Текст книги "Начало русской истории"
Автор книги: Андрей Петрович Богданов
Жанр: Прочая образовательная литература, Наука и Образование
Возрастные ограничения: +16
сообщить о неприемлемом содержимом
Текущая страница: 11 (всего у книги 36 страниц) [доступный отрывок для чтения: 12 страниц]
Иоанн Цимисхий не случайно ошибся, назвав казнивших Игоря древлян «германцами». В германской хронике освещены отношения с Русью, начавшиеся в 959 году с прибытия к королю Оттону (первому императору Священной Римской империи с 962 года) «послов Елены, королевы рутов, которая при Романе, императоре Константинопольском, крестилась в Константинополе»[74]74
Сообщение Хроники продолжателя Регинона повторили многие хронисты X–XI вв., причем уже Титмар Мерзебургский исправил «рутов» на «Русь». См.: Сахаров Л.Н. Дипломатия Древней Руси. С. 261; Назаренко Л.В. Немецкие латиноязычные источники. С. 107–109. Взошедший к этому времени на престол император Роман царевичем присутствовал на приеме Ольги своим отцом Константином.

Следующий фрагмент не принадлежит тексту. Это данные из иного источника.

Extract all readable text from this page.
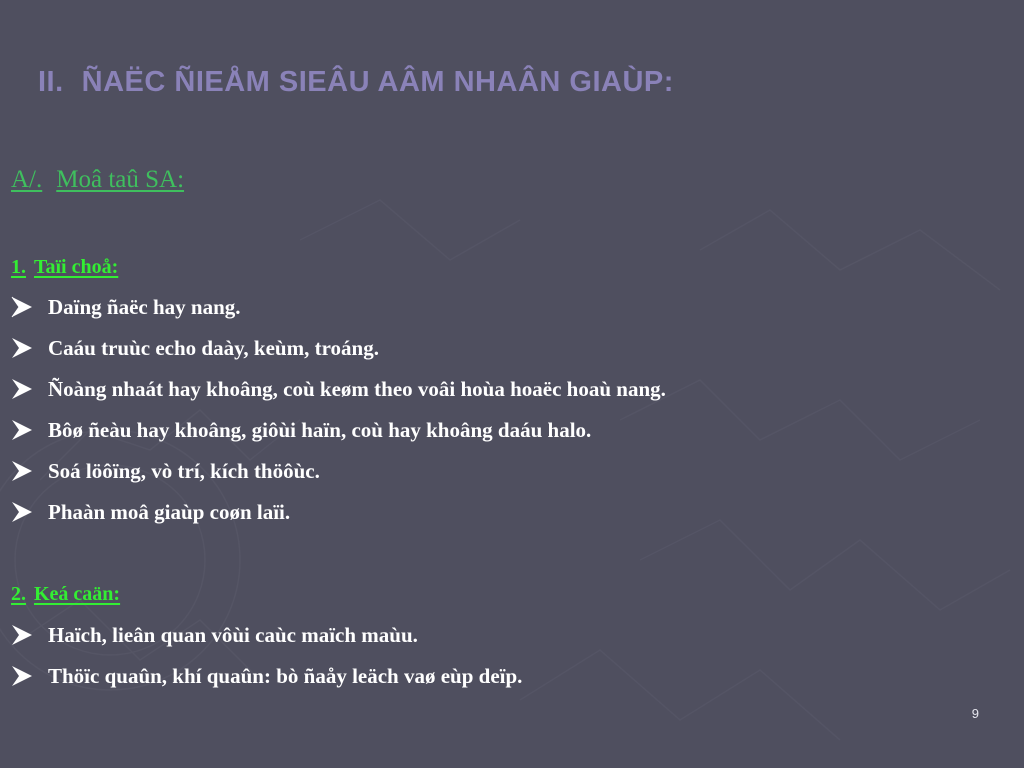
II. ÑAËC ÑIEÅM SIEÂU AÂM NHAÂN GIAÙP:
A/. Moâ taû SA:
1. Taïi choå:
Daïng ñaëc hay nang.
Caáu truùc echo daày, keùm, troáng.
Ñoàng nhaát hay khoâng, coù keøm theo voâi hoùa hoaëc hoaù nang.
Bôø ñeàu hay khoâng, giôùi haïn, coù hay khoâng daáu halo.
Soá löôïng, vò trí, kích thöôùc.
Phaàn moâ giaùp coøn laïi.
2. Keá caän:
Haïch, lieân quan vôùi caùc maïch maùu.
Thöïc quaûn, khí quaûn: bò ñaåy leäch vaø eùp deïp.
9
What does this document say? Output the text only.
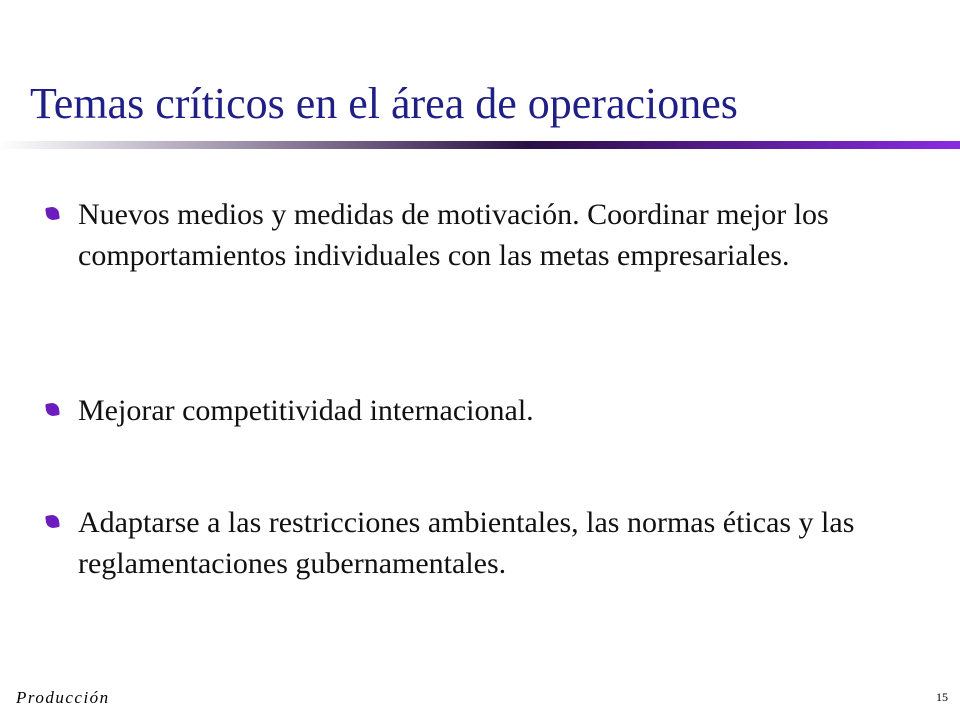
Temas críticos en el área de operaciones
Nuevos medios y medidas de motivación. Coordinar mejor los comportamientos individuales con las metas empresariales.
Mejorar competitividad internacional.
Adaptarse a las restricciones ambientales, las normas éticas y las reglamentaciones gubernamentales.
Producción	15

[Закрыть]. Ольга, в крещении Елена, обращалась к Оттону с просьбой «поставить епископа и пресвитеров» на Русь, так что византийцы, настороженно следившие за политической и миссионерской деятельностью своих противников-германцев и заинтересованные в собственной христианизации Руси, должны были об этом посольстве знать. Цимисхию не мешало напомнить Святославу, какие враги эти германцы!
Итак, в середине X века княгиня Ольга-Елена была первым правителем Руси («архонтессой», или «королевой»), имя которой считали достойным упоминать при дворах византийского и германского императоров. Во второй половине X века вместе с ее сыном Святославом в Византии припомнили бесславный конец Игоря, потопление флота которого автор Древнейшего сказания в конце века предпочел не упоминать (если в дружинной среде о нем рассказывали).
Итоги
С точки зрения распространенных сегодня представлений, что Ольга после смерти мужа спасала могучее Русское государство, создание которого описали позднейшие летописцы, ситуация в Древнейшем сказании на конец X века сложилась обидная. Где, спрашиваем мы, героические князья, «призываемые» на Русь истомившимся по «порядку» народом, объединяющие племена восточных славян и финно-угров, прибивающие щит на врата Царьграда и заставляющие дрожать Империю ромеев?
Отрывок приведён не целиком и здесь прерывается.